Politically, our shire is distinctive. Large numbers of retreating city dwellers running small businesses from home, seeking alternative lifestyles and spiritualities and a small, friendly community to raise their kids in mean our local government has a strong contingent of the political left and Green. One of the alternative centers of Australia, undisputed in terms of a New Age lifestyle, people arrive here seeking healthier ways to live, inner peace, and active community. Distinct from the city councils to the south, north, and west, our shire has a very particular political, social, and cultural identity.
The borders of the shire made sense as a boundary for our circle, the extent to which its influence would extend. But I didn’t just want a line drawn on a map to guide and hold our magic; I wanted actual places, eight distinct markers, like standing stones. Instead of standing stones, or anything like them—anything that had been carted there by humans or told what function it would perform—I wanted to discover places already existing, holding their own magic, and ask if they would extend their briefs to include holding one corner of our eight-cornered circle.
We looked at maps. Water was the first and most obvious thing we saw. East of us was the sea. In fact, the sea was not just east, it was also south-east and north-east. There was a lot of sea. When we looked west on the map we saw all the streams and rivers; the larger area our shire is part of is called the Northern Rivers. There was a lot of fresh water; those rivers are so enormous that, seeing them, I am always astounded we can ever experience drought or water shortages. When we looked at the map of Australia we saw that the Great Artesian Basin lay directly west of us. This vast underground water supply, surely sacred to the continent of Australia, is to my mind the best and most magical sort of water to have in Australia: fresh water hidden and contained under the earth. In this hot, dry land, water has to be held, protected; this whisper of secret water carving its own passages through the land unseen seemed incredibly potent.
There was something else we saw on the map that first time we looked. The extinct volcano that had created this land and still dominated all the landscape around lay to our north-west. It was not strictly inside the boundaries of the shire, yet it had created the shire. The edges of its caldera swept around us; we received its rains now as the land had received its fire earlier, before humans were here. To our north lay the equator and the hot midday sun; it should be the high point of the circle, the place of the most obvious blazing power, and yet somehow it never had been. Without us planning or asking for it—and rather to my perplexedness and slight annoyance—again and again North-West came through more strongly than North whenever we cast a circle and nearly regardless of whoever was calling to the direction. Looking at the map, for the first time we saw why.

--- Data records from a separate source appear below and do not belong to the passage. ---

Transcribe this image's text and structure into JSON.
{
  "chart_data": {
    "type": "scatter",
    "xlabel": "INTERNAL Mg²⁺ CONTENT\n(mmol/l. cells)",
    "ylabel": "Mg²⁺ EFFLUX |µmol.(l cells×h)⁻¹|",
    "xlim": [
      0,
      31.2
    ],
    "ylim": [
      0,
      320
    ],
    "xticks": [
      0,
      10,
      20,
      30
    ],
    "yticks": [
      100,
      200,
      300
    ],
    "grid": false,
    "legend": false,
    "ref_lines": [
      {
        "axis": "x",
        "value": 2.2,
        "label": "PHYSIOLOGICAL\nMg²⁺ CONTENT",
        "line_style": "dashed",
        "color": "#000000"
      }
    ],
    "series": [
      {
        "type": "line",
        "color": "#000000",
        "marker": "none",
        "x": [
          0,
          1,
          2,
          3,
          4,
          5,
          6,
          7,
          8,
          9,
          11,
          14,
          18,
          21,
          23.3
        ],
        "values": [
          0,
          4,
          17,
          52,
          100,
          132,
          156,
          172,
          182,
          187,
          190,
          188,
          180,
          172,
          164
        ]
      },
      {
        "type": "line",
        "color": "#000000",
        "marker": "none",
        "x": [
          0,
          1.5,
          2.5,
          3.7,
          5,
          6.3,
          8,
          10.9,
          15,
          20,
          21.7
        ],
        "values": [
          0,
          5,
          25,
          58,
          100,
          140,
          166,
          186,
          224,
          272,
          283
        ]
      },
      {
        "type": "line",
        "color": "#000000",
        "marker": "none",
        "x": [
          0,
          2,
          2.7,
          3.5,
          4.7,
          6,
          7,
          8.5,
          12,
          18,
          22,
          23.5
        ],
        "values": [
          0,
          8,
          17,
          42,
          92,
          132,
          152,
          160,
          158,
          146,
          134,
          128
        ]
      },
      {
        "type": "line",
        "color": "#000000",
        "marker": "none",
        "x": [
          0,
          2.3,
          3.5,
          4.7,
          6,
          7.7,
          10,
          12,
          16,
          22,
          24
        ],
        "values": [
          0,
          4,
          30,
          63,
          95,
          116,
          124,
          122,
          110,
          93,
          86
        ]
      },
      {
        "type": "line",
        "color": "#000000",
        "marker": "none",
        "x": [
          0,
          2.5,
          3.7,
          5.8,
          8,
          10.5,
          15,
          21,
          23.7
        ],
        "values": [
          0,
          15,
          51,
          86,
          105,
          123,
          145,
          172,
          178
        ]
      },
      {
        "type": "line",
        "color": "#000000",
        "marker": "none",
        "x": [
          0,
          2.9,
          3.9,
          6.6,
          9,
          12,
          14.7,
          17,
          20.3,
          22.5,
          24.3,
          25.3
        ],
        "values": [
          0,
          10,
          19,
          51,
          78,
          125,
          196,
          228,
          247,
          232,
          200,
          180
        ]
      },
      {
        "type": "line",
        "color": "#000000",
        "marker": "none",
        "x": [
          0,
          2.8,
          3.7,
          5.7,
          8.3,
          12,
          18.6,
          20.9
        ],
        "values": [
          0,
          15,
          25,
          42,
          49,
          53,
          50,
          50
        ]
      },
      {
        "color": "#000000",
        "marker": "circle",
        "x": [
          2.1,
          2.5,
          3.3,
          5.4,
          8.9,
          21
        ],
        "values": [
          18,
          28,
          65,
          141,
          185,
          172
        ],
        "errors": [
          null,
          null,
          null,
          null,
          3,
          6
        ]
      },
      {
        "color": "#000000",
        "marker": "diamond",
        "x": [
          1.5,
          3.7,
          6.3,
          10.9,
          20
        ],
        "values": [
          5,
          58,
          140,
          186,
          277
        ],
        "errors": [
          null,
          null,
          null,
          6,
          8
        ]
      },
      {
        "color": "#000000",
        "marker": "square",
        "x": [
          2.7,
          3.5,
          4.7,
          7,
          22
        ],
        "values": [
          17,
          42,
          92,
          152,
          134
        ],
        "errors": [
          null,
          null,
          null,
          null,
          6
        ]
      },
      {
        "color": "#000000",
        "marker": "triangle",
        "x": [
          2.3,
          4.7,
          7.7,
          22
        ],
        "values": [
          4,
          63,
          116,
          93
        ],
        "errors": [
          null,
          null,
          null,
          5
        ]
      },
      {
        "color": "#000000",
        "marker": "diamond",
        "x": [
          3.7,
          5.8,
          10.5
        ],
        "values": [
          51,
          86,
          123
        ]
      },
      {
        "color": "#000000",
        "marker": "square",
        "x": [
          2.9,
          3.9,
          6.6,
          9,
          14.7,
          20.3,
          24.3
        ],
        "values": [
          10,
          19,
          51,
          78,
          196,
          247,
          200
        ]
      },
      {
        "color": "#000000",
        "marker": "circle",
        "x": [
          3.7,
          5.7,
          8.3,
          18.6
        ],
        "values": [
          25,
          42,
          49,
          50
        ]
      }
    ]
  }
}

Our land was shaped by the energies of this volcano. If you listened to the land, if you called to what you felt and saw and heard, that was what you called to. The volcano—and therefore the North-West—was the origin of our land; it was naturally the orientation of our circle. We came to see it also as a guardian—one not significantly noticed by us before, but that now, within the Circle of Eight, was accorded its rightful place in our understanding of this particular land’s magic.